Earnings fell marginally during this nine-month period due to the fact that the company completed a merger during that time period. As the company assimilates its acquisitions the shift will be toward organic growth, which should have a positive impact on the company's earnings. Quadrant 4 Systems announced in February 2013 a merger with Momentum Mobile. This merger allows the company to be a potential significant competitor in the mobile development market, which saw revenues exceed $30 billion in 2012.
From an organic growth standpoint, the company announced in October of 2013 that it had released version 2.0 of its healthcare exchange platform (QHIX). This was a propitious announcement for the company given the current back drop for the healthcare industry. Over 150 million Americans are now eligible to enroll in commercial non-government healthcare exchanges. This exchange allows members to choose from among numerous providers while personalizing their own healthcare plans. Quadrant 4 Systems projects that it can enroll up to 5 million new members over the next 48 months. To translate that into numbers: QFOR projects that the new members could generate $10 million in organic revenues for the company, with gross margins similar to a fully deployed SaaS solution.

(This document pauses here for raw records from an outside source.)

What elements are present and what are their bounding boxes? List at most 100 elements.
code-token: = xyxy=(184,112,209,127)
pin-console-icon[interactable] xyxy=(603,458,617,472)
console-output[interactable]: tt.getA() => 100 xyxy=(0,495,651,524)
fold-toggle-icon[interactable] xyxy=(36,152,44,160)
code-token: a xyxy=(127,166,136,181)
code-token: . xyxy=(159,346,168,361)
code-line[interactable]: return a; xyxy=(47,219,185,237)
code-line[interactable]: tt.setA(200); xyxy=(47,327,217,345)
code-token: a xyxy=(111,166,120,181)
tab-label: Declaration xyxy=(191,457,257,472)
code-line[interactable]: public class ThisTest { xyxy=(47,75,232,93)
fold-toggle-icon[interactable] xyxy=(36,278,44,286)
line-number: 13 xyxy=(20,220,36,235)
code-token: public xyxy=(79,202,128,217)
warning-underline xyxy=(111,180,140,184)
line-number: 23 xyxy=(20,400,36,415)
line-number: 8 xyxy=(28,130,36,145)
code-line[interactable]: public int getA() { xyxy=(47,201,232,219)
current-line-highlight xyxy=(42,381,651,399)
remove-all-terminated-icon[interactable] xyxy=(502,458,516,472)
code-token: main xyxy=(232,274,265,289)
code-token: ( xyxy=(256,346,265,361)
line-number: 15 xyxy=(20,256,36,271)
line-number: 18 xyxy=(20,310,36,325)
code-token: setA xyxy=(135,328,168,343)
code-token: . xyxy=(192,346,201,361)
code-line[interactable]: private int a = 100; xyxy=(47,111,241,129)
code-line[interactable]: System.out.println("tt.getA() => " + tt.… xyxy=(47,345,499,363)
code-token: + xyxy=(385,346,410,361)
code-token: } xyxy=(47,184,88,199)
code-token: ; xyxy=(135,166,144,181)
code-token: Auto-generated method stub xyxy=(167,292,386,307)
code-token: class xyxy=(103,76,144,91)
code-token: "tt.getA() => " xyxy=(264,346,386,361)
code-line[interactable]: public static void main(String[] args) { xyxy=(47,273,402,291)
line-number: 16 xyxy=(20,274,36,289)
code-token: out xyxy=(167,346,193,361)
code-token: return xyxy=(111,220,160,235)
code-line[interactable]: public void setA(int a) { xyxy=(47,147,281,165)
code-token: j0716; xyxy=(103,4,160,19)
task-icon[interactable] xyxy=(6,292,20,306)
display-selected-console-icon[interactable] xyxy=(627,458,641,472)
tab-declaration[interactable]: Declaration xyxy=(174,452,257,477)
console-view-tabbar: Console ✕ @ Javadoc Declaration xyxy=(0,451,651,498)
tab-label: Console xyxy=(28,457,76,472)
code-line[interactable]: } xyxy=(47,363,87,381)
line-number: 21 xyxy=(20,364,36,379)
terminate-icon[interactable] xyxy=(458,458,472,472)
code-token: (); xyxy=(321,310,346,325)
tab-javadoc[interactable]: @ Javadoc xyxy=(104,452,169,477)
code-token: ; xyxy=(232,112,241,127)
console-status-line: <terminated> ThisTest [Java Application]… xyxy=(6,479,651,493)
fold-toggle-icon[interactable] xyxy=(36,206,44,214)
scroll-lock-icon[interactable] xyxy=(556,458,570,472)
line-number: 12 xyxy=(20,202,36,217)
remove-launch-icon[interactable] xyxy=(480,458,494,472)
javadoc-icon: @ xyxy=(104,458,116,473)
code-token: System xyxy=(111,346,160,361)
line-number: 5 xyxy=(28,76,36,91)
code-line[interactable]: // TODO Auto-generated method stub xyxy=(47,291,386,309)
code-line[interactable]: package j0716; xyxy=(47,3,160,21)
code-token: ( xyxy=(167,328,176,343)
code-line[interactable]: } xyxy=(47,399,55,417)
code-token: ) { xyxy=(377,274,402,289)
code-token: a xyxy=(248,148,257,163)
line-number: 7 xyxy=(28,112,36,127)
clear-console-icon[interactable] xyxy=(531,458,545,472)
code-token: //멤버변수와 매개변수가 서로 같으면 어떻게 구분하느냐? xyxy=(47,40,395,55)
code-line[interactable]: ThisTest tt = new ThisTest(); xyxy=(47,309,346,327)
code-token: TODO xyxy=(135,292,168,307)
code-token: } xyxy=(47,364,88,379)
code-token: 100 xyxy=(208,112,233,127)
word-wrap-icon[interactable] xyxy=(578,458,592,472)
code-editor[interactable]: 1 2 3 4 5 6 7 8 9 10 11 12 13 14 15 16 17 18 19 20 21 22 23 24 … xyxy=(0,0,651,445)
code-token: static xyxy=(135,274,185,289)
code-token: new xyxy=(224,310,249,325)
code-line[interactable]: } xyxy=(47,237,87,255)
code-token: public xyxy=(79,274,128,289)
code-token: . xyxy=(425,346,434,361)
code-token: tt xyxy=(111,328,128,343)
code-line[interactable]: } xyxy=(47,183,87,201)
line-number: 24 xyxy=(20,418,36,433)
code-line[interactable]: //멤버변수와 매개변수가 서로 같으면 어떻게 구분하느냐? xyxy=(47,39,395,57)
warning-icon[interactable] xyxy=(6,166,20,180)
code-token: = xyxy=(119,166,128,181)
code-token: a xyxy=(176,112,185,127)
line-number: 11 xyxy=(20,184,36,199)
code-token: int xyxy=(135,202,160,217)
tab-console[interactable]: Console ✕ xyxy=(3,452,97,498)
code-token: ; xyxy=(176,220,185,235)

There is dilution risk associated with owning small-cap equities. One common thread with owning small-cap companies and their large-cap brethren is that the prospects for long-term shareholders are based management's ability to create organic growth. As the company continues to strengthen its balance sheet it should be able to uplist to a superior exchange, which would bode well for long-term shareholders. Given all of the above, the long-term risk vs. reward ratio could play out well for shareholders of Quadrant 4 Systems in 2014.
Disclosure: I have no positions in any stocks mentioned, and no plans to initiate any positions within the next 72 hours. I wrote this article myself, and it expresses my own opinions. I am not receiving compensation for it (other than from Seeking Alpha). I have no business relationship with any company whose stock is mentioned in this article.